My brand new Ati X800xl is showing large errors in scan for artifacts right away on default speeds and what is strange I borrowed my friends EXACT same card put it in my system and no errors.Use old more compatible scanning stops the errors.Whats wrong is my card defective?Its brand new!


----------



## djbbenn (Jun 18, 2005)

What are the errors your getting? Try your card in your friends system. If it does the same thing, just return the card for a new one. It doesn't sound software if your friends worked fine in your system.

-Dan


----------



## Millennium (Jun 19, 2005)

I also have this problem on an Asus X800XL at stock speeds. I think it gets worse if you try to overclock it (even if the clocks are then reset) or if you leave it running a while. Is this a thermal design issue? I changed the GPU heat transfer paste though perhaps this was it.

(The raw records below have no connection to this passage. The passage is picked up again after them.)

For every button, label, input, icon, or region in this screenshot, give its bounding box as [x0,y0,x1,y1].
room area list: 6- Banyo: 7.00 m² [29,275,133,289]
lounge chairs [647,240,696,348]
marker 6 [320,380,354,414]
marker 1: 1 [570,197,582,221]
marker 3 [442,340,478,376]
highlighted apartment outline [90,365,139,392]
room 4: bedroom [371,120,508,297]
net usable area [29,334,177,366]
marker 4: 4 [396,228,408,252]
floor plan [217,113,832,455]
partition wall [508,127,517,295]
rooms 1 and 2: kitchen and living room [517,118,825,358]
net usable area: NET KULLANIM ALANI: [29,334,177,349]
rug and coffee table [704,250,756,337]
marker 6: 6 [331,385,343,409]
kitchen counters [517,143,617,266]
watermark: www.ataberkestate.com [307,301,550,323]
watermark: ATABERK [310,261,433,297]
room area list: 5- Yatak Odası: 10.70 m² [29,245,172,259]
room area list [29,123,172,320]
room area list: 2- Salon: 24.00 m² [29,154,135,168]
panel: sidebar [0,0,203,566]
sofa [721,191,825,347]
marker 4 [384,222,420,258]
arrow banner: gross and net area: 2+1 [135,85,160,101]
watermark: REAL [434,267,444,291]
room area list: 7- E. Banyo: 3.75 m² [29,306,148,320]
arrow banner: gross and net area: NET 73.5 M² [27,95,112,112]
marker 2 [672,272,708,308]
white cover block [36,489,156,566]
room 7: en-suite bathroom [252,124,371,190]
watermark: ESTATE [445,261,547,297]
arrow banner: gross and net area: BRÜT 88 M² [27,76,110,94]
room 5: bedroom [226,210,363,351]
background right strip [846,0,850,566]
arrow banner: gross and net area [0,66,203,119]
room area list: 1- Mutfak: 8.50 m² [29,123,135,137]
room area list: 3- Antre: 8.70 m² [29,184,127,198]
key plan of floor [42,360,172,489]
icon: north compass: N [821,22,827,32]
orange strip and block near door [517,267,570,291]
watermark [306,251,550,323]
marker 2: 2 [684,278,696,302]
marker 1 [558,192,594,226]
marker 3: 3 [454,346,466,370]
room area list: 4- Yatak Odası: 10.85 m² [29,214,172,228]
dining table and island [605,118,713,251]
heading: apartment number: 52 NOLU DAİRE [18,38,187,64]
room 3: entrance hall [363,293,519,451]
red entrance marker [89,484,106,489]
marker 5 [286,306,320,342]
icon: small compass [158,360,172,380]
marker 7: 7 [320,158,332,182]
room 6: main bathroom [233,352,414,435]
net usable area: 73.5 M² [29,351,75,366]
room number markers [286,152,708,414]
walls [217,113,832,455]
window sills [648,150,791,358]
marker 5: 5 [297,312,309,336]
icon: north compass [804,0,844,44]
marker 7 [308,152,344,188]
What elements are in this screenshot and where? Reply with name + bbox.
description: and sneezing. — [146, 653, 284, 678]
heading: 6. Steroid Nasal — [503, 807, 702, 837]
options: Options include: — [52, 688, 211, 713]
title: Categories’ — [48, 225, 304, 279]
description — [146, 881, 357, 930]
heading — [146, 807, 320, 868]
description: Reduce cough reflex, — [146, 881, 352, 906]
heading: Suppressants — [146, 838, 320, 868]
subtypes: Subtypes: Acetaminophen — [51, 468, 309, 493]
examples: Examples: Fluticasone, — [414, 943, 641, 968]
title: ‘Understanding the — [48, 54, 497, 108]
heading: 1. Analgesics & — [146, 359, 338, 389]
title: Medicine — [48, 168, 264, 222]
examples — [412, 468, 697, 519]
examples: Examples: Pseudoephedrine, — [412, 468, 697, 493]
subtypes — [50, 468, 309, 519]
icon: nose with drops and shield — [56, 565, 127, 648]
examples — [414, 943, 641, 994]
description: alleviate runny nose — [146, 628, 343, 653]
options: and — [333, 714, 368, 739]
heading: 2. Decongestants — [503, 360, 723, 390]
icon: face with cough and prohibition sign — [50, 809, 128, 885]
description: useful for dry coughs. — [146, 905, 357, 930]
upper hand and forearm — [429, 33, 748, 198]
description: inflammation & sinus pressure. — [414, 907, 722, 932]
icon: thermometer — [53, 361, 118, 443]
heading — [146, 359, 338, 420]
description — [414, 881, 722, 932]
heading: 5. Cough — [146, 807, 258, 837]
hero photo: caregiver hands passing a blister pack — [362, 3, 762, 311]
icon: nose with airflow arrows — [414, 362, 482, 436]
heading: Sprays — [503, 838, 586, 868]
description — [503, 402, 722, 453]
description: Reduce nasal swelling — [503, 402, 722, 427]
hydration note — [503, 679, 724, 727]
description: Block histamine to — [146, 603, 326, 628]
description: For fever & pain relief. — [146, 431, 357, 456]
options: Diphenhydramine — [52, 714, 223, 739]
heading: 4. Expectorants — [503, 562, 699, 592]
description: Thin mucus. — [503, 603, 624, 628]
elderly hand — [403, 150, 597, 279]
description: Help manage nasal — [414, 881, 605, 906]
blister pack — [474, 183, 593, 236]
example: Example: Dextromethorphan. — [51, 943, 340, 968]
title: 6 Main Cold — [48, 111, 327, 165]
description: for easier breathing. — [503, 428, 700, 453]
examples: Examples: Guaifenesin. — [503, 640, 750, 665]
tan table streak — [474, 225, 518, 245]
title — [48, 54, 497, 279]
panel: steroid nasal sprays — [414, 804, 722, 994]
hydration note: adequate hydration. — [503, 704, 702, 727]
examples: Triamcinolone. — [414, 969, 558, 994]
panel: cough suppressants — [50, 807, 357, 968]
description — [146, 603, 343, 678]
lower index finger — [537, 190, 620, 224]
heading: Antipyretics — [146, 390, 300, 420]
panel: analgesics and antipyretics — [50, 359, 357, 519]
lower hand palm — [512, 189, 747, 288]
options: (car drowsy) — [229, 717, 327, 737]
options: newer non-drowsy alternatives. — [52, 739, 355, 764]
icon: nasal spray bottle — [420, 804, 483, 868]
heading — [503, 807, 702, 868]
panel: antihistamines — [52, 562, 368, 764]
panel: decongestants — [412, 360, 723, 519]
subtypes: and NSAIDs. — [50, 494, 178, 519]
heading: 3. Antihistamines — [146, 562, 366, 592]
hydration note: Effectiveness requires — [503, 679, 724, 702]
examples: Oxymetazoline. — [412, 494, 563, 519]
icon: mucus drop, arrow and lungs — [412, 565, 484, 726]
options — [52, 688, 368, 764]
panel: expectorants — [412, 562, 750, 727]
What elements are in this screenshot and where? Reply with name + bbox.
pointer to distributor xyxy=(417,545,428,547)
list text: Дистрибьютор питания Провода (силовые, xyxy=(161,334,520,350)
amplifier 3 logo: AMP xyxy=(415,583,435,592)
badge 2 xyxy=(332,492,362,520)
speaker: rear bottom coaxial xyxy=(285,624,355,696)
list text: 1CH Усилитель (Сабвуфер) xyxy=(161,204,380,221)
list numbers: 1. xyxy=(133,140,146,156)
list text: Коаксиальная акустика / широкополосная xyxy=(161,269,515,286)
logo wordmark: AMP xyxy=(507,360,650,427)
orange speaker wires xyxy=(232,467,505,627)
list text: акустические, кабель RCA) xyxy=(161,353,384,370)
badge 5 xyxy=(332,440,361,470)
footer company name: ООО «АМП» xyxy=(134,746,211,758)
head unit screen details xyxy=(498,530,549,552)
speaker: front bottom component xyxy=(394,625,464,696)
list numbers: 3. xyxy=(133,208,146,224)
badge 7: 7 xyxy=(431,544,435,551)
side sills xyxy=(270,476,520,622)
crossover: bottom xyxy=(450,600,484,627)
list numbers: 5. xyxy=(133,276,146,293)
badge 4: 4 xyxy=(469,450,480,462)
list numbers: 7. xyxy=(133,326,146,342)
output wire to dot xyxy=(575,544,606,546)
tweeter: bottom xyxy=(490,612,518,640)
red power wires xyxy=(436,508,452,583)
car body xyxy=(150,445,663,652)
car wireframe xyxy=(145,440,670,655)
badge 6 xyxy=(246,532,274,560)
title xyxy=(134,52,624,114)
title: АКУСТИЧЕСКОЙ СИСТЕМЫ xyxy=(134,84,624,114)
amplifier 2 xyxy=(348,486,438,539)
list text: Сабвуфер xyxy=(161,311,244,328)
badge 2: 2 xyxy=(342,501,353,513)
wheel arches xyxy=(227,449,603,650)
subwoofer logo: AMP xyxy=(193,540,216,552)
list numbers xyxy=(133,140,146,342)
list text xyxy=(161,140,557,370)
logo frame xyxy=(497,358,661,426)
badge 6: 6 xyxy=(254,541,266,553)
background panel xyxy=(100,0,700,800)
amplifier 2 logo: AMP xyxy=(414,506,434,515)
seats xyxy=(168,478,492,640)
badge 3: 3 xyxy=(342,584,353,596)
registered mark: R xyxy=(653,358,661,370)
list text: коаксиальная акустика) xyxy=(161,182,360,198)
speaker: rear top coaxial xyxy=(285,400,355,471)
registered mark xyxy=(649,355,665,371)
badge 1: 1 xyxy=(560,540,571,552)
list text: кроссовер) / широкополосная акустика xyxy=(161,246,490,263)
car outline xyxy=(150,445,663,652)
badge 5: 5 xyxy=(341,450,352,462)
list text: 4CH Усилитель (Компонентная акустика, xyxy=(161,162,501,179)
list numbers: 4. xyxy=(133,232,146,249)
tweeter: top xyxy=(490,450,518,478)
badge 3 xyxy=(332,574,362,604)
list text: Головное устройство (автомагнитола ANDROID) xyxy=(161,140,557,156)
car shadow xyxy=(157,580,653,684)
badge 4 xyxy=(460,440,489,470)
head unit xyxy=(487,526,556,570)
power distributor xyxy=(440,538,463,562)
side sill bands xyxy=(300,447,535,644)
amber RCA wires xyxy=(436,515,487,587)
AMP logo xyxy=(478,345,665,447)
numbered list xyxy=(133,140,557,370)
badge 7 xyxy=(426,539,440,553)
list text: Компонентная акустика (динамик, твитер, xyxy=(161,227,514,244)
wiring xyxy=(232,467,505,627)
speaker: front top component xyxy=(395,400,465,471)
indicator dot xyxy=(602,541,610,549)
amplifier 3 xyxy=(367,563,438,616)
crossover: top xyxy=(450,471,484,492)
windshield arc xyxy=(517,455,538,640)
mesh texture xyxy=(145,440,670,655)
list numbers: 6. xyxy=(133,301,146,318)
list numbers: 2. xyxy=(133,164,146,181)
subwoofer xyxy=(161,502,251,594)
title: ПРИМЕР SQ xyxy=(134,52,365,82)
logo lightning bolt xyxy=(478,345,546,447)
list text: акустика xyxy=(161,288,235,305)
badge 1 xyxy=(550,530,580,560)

Also I was reading elsewhere that Wizard said this test isnt that great on X800s at the moment, are there any alternatives?


----------



## Millennium (Jun 21, 2005)

*bumpage*


----------



## gR3iF (Jun 21, 2005)

a 6600gt oc per stock but the alternative would be a 68ultra for 300 bugs

its avaible here in germany for pcie and agp
by gainward or aopen


----------